The Foreign Branches of Fondo de Cultura Económica (FCE) are offices this Mexican publishing house has established outside of Mexico. The first foreign branch of FCE opened in Argentina 1945. These branches, which include bookstores, aim to promote the books written in Spanish throughout the region and the world.

FCE Argentina 

The first foreign branch of Fondo de Cultura Económica was inaugurated in 1945 in Argentina, by Fondo de Cultura Económica director Arnaldo Orfila Reynal, who served as the first manager. FCE Argentina promotes Mexican culture and its topmost scientific and literary writers. During the 1990s, FCE Argentina started its own editorial program that alternates the publishing of Argentine and foreign writers through translations.

FCE Brazil 

Established June 21, 1991, the Azteca bookstore of Fondo de Cultura Económica in Brazil includes efforts to promote linguistic exchange among Portuguese and Spanish-speaking communities in Brazil.

FCE Chile 

The Fondo de Cultura Económica operation in Chile was first established in 1954, though it was limited until diplomatic relations between Mexico and this country were reestablished in 1973.
 
This branch has consolidated its own editorial program through the joint publishing of books with the Inter-American Development Bank and the Economical Commission for Latin America.

FCE Colombia 

Fondo de Cultura Económica established a distributing agency in Colombia in 1975 that aimed to import and distribute books that were originally printed in Mexico. However, this role was expanded in 1984, when FCE Colombia was formally constituted as a publishing house in Bogotá. Since then, this branch’s role has been to reprint and market titles for the Colombian readers in order to reduce their selling costs.

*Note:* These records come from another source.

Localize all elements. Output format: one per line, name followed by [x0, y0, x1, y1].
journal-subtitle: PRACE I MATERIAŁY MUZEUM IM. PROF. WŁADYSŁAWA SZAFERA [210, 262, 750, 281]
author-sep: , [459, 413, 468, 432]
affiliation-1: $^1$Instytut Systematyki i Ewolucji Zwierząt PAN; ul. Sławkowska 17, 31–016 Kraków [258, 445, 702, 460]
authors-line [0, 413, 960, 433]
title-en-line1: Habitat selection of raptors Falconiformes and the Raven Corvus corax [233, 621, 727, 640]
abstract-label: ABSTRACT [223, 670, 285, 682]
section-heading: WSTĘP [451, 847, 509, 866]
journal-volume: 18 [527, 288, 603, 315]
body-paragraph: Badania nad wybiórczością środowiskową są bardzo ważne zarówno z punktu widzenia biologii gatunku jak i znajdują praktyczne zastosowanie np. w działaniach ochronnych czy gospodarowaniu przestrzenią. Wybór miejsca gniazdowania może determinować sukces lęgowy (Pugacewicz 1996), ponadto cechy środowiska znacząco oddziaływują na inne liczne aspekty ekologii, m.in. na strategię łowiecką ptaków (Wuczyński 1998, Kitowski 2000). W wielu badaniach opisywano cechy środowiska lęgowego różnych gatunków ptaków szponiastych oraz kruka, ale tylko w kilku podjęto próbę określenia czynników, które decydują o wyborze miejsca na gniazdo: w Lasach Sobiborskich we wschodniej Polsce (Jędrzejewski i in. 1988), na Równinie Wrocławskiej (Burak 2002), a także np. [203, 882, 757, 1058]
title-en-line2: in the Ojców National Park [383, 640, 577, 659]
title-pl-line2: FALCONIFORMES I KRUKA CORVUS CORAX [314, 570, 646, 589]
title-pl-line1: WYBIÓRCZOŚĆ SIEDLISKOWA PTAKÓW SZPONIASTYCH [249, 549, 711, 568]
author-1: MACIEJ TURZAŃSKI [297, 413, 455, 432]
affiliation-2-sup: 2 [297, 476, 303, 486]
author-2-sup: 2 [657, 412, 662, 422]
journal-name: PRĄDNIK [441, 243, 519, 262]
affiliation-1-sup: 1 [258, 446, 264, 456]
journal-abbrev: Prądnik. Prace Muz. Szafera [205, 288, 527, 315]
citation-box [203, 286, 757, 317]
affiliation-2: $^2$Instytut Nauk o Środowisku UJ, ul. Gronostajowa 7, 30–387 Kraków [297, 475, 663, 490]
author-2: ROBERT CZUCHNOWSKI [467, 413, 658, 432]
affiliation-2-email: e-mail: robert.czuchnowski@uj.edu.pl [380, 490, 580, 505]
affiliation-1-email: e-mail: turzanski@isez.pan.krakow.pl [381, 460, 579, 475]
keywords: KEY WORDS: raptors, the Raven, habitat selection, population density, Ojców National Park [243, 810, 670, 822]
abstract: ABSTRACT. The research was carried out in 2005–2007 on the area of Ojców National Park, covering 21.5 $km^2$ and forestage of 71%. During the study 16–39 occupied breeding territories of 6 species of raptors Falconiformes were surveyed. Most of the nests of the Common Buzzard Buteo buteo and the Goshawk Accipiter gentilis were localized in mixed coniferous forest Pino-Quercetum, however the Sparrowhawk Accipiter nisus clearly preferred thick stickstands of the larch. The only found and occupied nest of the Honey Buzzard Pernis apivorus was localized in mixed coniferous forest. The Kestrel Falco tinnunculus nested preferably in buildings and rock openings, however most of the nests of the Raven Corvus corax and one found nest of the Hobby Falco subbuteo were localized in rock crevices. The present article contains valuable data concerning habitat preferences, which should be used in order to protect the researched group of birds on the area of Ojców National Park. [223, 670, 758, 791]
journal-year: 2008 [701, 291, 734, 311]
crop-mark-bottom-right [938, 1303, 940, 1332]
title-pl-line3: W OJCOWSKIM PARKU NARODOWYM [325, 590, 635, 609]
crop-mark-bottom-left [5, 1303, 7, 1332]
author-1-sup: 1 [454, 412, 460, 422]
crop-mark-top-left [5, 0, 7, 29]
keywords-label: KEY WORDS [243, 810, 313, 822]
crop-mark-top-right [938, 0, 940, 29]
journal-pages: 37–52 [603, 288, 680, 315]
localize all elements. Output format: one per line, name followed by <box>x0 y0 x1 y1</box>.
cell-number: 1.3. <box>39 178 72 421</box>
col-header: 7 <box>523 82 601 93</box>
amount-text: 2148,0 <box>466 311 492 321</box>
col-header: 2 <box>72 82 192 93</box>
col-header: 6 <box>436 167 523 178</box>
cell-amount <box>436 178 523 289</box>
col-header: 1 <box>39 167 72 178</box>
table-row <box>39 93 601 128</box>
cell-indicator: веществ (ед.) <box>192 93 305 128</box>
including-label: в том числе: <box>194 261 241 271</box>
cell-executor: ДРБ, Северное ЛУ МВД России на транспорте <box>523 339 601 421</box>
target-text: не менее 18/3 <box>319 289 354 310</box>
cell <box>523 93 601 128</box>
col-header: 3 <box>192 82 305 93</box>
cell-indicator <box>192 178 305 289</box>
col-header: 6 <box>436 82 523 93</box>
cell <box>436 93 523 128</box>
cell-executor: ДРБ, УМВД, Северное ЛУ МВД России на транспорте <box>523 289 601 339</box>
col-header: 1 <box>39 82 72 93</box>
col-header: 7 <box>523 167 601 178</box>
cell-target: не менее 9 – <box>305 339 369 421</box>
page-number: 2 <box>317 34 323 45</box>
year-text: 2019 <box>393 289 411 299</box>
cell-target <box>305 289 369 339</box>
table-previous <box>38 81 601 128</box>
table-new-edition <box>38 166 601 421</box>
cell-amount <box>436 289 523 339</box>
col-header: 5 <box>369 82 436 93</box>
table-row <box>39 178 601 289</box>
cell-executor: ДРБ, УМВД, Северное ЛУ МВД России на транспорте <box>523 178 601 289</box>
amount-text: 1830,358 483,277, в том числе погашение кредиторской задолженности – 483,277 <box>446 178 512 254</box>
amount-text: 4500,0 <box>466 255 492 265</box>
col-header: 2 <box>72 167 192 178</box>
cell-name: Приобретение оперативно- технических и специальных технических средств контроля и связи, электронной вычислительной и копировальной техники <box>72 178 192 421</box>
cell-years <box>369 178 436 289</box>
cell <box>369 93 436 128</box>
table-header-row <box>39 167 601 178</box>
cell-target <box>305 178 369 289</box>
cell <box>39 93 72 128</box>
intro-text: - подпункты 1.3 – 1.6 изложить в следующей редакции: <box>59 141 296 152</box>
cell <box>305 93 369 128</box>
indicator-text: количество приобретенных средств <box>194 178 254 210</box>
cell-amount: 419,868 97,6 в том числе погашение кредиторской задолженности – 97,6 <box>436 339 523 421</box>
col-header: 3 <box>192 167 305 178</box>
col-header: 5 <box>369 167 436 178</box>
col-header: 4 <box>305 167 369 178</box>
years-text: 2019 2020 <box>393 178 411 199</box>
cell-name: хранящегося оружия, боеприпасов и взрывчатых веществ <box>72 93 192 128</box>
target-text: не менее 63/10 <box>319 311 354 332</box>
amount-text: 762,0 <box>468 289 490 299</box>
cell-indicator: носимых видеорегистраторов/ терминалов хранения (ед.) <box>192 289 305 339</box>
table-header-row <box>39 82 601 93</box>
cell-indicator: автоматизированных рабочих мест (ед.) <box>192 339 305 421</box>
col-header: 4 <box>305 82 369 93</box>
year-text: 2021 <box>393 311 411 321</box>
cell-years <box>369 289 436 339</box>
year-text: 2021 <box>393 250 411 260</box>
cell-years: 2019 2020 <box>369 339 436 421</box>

In 2000 FCE Colombia acquired its own building.

FCE Guatemala and Central America 

FCE’s branch in Guatemala has a program for promoting and commercializing books throughout the Central American region. Additionally, an editorial program was started in 2000 that specializes in printing Mayan-Spanish bilingual books by famous Guatemalan authors.

FCE Peru 

In 1975 the branch of Fondo de Cultura Económica in Lima, Peru, opened.

FCE Spain 

The branch of Fondo de Cultura Económica in Spain was established on April 24, 1963. FCE Spain has signed multiple agreements with local universities. It has co-published, among many other works, collections of works by Miguel de Cervantes (in collaboration with the Universidad de Alcalá de Henares), and Génesis y desarrollo del Estado moderno (in collaboration with the European Science Foundation).

FCE USA 

FCE USA is the foreign branch of Mexican publishing house Fondo de Cultura Económica in the United States, established on September 7, 1990.

In order to augment its presence in the USA, FCE USA signed an agreement with Lectorum-Scholastic for the distribution and commercialization of books among the latter’s library and school networks

FCE Venezuela 

The building in which the branch of Fondo de Cultura Económica in Venezuela is established was inaugurated in 1994, and it comprises a bookstore, the administrative offices and a distribution company. FCE Venezuela has opened two bookstores in Caracas.